La promesa del dirigente

La promesa del dirigente SCOUT



El propósito de este documento es explicar en términos generales la Promesa Scout y como afecta a todos los miembros del Movimiento Scout, explicar el propósito de la Promesa, y dar ejemplos de la manera en que la promesa puede hacerse efectiva en la vida del adulto involucrado.

¿Qué es?

1. - Es una condición de membresía de la Asociación Scout de Venezuela.

Al muchacho o al adulto que desea convertirse en miembro del movimiento se le pide hacer la promesa voluntariamente y sin ninguna restricción, y entonces intentar llevarla a efecto.

Es el hacer la promesa lo que inviste a la persona que la hace como miembro del Movimiento Scout y no hay ninguna otra condición de entrada. Todo aquel que quiera hacer la promesa está invitado a hacerla; y mientras la cumpla, podrá permanecer dentro de nuestro Movimiento toda su vida.

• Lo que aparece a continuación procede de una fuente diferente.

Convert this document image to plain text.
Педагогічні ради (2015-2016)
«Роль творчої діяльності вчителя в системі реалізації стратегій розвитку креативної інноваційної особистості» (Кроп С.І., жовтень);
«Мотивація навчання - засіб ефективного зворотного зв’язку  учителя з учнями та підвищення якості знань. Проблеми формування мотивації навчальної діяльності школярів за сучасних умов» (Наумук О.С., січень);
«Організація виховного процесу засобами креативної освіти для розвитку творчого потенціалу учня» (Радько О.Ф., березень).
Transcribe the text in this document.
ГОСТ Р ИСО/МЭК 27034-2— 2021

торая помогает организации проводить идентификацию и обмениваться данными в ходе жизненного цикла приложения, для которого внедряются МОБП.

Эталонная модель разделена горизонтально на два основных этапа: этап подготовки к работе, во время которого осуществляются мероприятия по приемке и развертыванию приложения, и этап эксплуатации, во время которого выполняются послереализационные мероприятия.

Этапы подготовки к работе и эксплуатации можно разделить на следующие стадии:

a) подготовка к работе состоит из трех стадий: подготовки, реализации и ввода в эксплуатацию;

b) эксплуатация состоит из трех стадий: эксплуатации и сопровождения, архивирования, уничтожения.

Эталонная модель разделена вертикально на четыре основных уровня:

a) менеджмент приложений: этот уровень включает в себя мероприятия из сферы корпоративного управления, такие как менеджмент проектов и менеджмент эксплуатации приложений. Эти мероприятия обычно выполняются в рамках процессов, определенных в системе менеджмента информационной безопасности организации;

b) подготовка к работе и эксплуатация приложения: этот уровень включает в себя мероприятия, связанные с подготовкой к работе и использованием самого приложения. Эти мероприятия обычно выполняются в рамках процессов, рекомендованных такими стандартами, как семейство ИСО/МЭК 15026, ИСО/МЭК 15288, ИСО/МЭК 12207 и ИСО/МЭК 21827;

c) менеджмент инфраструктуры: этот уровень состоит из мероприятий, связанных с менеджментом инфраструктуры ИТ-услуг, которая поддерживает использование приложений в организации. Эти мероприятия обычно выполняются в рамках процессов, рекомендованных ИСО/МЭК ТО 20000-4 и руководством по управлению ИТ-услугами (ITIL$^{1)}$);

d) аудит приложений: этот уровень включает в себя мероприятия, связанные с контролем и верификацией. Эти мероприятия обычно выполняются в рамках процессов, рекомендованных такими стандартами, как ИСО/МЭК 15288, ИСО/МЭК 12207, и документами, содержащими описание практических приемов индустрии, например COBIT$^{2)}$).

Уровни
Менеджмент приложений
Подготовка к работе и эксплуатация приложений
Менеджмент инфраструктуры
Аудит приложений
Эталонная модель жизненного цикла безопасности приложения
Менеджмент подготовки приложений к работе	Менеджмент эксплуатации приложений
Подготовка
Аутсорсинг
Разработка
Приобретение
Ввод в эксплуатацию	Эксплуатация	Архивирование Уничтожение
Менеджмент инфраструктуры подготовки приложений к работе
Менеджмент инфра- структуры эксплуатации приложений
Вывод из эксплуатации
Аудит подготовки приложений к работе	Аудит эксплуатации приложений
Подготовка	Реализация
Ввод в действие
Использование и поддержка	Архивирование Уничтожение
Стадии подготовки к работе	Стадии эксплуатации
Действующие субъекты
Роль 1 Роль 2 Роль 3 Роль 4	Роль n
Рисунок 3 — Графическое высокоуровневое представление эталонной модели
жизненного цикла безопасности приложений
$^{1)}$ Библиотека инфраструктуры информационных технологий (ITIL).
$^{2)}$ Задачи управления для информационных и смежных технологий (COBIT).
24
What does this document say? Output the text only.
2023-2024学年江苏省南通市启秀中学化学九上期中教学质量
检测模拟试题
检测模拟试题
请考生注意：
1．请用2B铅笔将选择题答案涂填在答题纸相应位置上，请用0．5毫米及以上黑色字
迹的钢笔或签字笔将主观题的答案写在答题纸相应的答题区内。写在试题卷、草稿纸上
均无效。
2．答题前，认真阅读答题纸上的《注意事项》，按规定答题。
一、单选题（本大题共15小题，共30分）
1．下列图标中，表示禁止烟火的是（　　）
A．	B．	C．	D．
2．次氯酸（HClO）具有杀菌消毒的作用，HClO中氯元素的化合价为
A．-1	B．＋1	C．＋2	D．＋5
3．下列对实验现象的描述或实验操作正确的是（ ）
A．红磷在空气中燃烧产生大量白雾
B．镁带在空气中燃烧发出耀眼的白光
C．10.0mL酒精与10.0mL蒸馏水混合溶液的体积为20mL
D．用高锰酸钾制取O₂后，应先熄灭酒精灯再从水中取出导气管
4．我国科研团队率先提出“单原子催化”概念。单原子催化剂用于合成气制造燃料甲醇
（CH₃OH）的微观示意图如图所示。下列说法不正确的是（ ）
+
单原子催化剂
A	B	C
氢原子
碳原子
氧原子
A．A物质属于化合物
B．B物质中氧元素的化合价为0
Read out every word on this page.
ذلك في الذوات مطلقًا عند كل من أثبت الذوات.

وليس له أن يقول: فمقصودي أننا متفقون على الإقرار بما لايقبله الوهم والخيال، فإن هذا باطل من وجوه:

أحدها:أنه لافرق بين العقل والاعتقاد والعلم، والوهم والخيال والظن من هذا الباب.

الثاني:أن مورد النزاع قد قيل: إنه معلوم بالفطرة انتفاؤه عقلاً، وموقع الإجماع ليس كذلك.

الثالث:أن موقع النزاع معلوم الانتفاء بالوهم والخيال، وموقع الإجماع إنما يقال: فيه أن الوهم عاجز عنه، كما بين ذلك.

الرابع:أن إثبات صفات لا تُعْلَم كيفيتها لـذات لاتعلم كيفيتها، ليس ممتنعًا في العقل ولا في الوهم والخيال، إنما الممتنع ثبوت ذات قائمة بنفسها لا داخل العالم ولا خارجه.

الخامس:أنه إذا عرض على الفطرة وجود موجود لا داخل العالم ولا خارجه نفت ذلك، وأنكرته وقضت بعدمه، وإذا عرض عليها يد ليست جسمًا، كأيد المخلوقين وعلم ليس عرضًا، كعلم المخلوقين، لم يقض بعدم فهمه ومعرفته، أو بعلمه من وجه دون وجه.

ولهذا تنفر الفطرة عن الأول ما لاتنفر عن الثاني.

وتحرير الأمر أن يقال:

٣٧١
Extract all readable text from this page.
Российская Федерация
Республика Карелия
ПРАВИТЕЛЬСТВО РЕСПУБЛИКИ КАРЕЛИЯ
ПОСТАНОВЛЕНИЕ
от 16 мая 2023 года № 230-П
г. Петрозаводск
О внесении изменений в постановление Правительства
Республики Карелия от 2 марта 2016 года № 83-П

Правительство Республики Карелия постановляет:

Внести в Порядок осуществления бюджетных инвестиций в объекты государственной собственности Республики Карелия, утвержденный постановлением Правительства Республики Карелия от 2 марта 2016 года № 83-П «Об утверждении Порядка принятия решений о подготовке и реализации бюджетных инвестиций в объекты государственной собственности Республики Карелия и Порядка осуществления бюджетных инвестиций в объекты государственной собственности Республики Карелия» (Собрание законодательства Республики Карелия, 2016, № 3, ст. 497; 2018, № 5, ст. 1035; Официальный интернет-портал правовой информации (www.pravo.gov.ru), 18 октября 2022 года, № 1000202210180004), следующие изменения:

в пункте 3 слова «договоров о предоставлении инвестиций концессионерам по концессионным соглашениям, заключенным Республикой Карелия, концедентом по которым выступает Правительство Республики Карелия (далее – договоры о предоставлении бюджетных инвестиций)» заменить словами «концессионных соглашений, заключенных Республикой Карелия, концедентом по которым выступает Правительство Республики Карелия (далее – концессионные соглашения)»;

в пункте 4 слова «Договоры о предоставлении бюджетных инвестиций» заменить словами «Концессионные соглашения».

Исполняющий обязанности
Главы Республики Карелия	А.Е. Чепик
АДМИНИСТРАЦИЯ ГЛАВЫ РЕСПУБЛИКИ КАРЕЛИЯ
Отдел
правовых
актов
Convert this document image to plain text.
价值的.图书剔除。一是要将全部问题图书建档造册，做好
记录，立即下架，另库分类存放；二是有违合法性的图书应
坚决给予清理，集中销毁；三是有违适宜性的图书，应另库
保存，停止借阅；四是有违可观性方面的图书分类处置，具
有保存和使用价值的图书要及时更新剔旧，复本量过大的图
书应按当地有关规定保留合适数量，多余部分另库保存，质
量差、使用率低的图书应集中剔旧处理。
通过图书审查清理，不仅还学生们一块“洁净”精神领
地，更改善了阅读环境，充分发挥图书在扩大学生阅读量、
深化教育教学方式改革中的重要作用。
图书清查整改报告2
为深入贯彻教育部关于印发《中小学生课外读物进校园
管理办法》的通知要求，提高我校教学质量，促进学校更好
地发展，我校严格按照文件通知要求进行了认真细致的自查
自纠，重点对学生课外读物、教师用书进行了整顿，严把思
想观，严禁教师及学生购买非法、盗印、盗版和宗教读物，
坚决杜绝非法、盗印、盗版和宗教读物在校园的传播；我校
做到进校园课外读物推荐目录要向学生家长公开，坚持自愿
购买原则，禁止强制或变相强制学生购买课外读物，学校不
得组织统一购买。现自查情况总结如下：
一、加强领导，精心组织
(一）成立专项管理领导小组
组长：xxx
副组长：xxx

2.- Así como la promesa es escencial para el ingreso de un individuo a la institución, tambien lo es para cualquier Asociación Nacional que quiera formar parte del Movimiento Scout Mundial, y por ello todas las organizaciones nacionales que forman parte de nuestra “Hermandad Universal”, tienen una promesa que se adapta a sus características específicas, pero que está basada en la promesa original ideada por Baden-Powell.

Aún cuando el texto de la promesa es diferente para la manada, y teniendo en cuenta que el significado escencial es el mismo, para efectos de este documento vamos a tratar solamente con la promesa scout, que es la mas universalmente aceptada para ser hecha por todo scouter. Hay que tener en consideración que el texto de la Promesa del Lobato es diferente del resto, por el grado de comprensión que es lógico esperar a la edad en la que el Lobato la hace.

Nuestro papel como Dirigentes

Es una realidad que nadie puede enseñar una materia que no conozca. Se espera que quien esté induciendo a un grupo de muchachos a aceptar una serie de normas y estándares de vida, las acepte para sí mismo, y viva de acuerdo a ellas. No podemos convencer a alguien a no ser que nosotros mismos creamos en los principios que tratamos de inculcar. Es por ello que es absolutamente indispensable, que nosotros aceptemos la Promesa y la Ley Scout como normas de vida, y la cumplamos en todo momento y ocasión. Uniformados o no, en actividades Scout, o en nuestros trabajos u hogares.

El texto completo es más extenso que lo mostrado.